¿Visitar el pasado? ¿Escuchar las voces cautivas en el espacio insano de las adelfas? ¿Restaurar el paraíso que los otoños quebrantaron? ¿Regresar a los jardines donde el lirio proclamaba un principio inmutable? ¿Qué diablos pretendes lograr con esta chaladura? ¿Profanar el santuario de un enigma? ¿Construir un puente entre las orillas del olvido? ¿Repintar los estíos lejanos con los colores de aquella noche feliz, de aquella noche feraz? ¿La noche en que un meteorito impactó contra una piedra de chispa que yo acababa de acariciar? ¿La noche en que un viento gelatinoso nos ungió con su trasluz? ¿La noche en que me contaste lo que a tu ojo le ocurría cuando se refugiaba en los latidos de una magnolia y miraba su no-mirar? ¿La noche en que me confesaste que el mundo que a tus sentidos se ofrecía no podía evocarse con el lenguaje poético sin que tus versos quedaran exentos de dejar un resabio deudor de la poesía surgida en el período de l’entre deux guerres o de la que se compuso mientras ambos conflictos incendiaban el mundo, pero también de la que años antes había iluminado algunas mentes con flores infernales o de la que décadas más tarde transformaría la poesía en el principal subject of the poem? ¿Recuerdas que yo te dije que sí, que pese a ese influjo tal vez sí que llegaría el día en que tus poemas terminarían por funcionar, especialmente —añadí— si en adelante tenías la valentía de abrir las puertas de tu poética, y no sólo con el propósito de mitigar los chirridos durante el encaje en su contexto histórico, sino más bien como un modo de ventilar tus lugares poéticos, para mi gusto excesivamente dominados por el brocado que habían afiligranado el olor de las rosas marchitas, la sombra tenue de las oquedades y la aspereza de la roca marina, pero también el acre aliento de los pájaros, el inútil resplandor de los cálices y el fatalismo cursi de los atardeceres, y ya no digamos el recuerdo de las túnicas ardientes y los rituales mistéricos, las resonancias órficas y las reminiscencias transcendentalistas, la filosofía demodé que tus paseos entre ruinas y fósiles inspiraban o el llanto de los náufragos que, como tú, sólo sabían bregar en las tempestades del alma? O es que acaso has olvidado que al término de mi enumeración, tú, que en ese momento no supiste leer el trasfondo de mi comentario, me dijiste, un punto indignado y sin dejar de observar cómo tu doble desnudez se deformaba en el mundo convexo de mis pupilas:
—Entonces qué quedaría de la gran poesía si puestos a quitar le quitamos también el ámbar de la flor y la flor de los recuerdos, el perfume del espliego y el tufo de la turba, la hiel y la miel que sujetan los extremos del amor o el hedor que, al disolverse en el limo, desprende la ceniza que fue cedro antes que nave.
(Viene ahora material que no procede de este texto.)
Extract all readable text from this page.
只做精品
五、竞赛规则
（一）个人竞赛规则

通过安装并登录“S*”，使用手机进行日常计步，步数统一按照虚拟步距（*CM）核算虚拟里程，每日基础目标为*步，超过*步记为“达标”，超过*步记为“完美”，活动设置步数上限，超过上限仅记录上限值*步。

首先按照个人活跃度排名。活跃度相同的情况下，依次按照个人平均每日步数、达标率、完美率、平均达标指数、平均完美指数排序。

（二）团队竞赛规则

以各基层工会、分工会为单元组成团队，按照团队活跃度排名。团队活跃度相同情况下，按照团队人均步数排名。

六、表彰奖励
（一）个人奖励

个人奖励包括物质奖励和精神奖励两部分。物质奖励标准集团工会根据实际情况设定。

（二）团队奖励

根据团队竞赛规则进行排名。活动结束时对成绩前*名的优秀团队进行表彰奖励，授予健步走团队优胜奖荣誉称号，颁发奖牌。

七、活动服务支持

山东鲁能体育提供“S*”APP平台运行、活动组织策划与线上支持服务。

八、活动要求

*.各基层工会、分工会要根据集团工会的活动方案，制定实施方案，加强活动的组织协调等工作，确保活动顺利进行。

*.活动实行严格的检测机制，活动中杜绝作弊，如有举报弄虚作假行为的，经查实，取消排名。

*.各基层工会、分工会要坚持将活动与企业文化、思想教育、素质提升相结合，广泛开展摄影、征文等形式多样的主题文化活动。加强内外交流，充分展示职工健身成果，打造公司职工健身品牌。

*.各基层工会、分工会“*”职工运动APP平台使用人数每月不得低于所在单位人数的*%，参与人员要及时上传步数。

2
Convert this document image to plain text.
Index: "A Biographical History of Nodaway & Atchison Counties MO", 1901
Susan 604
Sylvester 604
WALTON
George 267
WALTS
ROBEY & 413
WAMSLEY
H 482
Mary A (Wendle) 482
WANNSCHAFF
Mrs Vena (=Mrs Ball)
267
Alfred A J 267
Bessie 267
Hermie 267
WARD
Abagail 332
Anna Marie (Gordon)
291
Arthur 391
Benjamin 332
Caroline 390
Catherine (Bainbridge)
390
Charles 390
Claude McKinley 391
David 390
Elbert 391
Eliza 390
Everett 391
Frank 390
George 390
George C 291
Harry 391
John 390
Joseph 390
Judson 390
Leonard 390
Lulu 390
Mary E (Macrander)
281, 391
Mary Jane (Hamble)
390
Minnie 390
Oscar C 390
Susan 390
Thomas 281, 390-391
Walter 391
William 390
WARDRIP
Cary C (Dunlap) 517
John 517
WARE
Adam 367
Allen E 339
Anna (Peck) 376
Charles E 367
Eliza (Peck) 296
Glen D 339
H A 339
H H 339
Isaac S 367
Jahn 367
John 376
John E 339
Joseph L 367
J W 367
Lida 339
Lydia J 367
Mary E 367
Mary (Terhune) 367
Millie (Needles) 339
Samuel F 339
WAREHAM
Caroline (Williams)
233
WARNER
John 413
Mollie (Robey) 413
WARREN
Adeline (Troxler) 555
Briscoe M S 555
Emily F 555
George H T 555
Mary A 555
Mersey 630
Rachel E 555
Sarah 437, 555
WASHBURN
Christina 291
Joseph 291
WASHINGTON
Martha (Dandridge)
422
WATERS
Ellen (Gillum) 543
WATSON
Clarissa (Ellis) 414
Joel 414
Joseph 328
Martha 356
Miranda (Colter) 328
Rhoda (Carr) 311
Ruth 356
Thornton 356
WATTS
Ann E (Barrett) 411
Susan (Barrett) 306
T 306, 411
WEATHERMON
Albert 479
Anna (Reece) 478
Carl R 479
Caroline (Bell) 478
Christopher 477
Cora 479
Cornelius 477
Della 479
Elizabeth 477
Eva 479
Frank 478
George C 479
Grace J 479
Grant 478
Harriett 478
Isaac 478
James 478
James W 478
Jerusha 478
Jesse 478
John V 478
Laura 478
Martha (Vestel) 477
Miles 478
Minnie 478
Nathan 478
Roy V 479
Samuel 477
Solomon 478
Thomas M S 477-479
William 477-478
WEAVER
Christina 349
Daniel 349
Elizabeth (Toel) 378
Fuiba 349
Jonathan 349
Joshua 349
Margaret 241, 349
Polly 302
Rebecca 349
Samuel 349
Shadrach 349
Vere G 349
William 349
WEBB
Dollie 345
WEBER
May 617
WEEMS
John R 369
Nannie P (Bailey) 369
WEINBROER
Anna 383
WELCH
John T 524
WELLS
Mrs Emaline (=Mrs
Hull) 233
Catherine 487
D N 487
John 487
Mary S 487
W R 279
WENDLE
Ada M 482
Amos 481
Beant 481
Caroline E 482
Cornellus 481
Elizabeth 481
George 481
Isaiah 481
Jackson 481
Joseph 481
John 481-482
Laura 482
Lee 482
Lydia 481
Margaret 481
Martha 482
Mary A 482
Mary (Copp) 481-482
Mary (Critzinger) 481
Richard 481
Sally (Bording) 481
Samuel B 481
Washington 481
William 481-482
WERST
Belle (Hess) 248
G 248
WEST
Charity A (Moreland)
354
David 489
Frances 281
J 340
Yo preferí no replicarte y opté por acogerme al silencio ancestral que anunciaba la charla de los cuerpos. De todos modos, si aquella noche hubiera sabido lo que ahora sé, tal vez te hubiese dicho algo así:
—Y qué, si acabas desvelando la clave de nuestro juego amoroso, el mecanismo ilógico de mis caricias o las leyes que gobiernan el susurro que al alba tus labios reptantes cincelarán en la piel cerosa de mi/tu cuerpo, de tu/mi cuerpo, ambos muertos en mi mente, ambos vivos en tu memoria.